Viewed in the objective, this seems unfair as a practice within the insurance industry, yet it is allowable because state law has approved such SDIP plans through the Division of Insurance. It is simply one more way to account for a risk, namely, that “you” are the risk, not because you’re a bad driver, but because of the accident magnetism you command.
Policyholders are not without recourse in this matter, however. Under Chapter 175E, Section 7A of the Massachusetts General Laws (https://malegislature.gov/Laws/GeneralLaws/PartI/TitleXXII/Chapter175E/Section7A), entitled “Appeal of application of provision of safe drive insurance plan or merit rating plan,” a policyholder who experiences an adverse “determination” (i.e., rate increase) by their insurance carrier may file a written complaint with the Insurance Division’s board challenging the determination. The insured and the insurer each receive a 10 days’ notice from the board for a hearing. If the board sides with the party not at fault, and finds the insurer to have violated their own policy, it will order the insurer to make the appropriate premium adjustment. The insurer must then notify the merit rating board and any other data collection agency that the insurer reported the surcharge to, to expunge the corresponding surcharge points.
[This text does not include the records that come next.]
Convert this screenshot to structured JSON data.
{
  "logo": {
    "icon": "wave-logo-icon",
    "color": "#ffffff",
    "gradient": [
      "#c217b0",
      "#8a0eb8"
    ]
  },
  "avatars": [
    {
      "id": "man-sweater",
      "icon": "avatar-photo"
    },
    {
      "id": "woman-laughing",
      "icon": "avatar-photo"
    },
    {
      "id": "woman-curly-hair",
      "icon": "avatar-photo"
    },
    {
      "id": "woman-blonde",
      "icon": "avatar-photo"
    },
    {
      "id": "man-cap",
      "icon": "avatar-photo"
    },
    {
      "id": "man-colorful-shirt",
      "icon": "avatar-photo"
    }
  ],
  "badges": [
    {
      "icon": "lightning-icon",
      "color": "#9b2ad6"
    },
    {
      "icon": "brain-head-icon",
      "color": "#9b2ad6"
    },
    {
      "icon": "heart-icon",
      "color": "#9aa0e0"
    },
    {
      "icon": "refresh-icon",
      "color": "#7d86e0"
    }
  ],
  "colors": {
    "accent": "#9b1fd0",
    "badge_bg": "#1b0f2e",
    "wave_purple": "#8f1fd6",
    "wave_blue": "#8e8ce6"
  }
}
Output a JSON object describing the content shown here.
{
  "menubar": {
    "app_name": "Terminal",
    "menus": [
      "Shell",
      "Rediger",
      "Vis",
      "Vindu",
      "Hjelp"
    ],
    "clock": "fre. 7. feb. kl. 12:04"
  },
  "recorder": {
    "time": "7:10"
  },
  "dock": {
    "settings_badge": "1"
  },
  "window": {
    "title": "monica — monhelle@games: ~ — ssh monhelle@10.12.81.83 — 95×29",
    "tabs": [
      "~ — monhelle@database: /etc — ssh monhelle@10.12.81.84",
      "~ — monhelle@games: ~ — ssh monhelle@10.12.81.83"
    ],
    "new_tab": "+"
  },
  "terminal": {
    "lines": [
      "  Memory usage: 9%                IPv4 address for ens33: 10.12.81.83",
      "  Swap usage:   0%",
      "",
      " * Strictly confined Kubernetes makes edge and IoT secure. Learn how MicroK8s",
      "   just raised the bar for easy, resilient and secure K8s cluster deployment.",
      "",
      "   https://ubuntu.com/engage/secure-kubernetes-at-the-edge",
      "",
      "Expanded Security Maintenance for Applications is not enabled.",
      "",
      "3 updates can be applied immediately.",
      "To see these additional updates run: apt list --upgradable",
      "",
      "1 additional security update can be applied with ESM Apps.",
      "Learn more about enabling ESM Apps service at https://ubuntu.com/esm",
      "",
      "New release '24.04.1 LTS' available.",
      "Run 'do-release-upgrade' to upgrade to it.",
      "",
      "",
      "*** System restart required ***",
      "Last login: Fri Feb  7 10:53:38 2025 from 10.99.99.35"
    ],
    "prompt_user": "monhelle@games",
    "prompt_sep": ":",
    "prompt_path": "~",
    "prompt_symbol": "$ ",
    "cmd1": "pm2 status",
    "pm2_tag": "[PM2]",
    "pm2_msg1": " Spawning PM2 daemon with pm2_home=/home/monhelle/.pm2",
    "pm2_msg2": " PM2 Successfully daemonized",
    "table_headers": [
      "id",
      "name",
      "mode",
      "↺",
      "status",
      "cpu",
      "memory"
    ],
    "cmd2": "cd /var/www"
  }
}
If the board sides with the insurer, the aggrieved may still yet appeal to the superior court department of the trial court, pursuant to section 14 of chapter 30A. That court’s decision is deemed to be final and binding on both parties.
If you have been aggrieved in a matter like this, and would like to challenge your insurance company’s determination to assess a surcharge to your record when you were not at fault, please call us today at (617) 752-2371.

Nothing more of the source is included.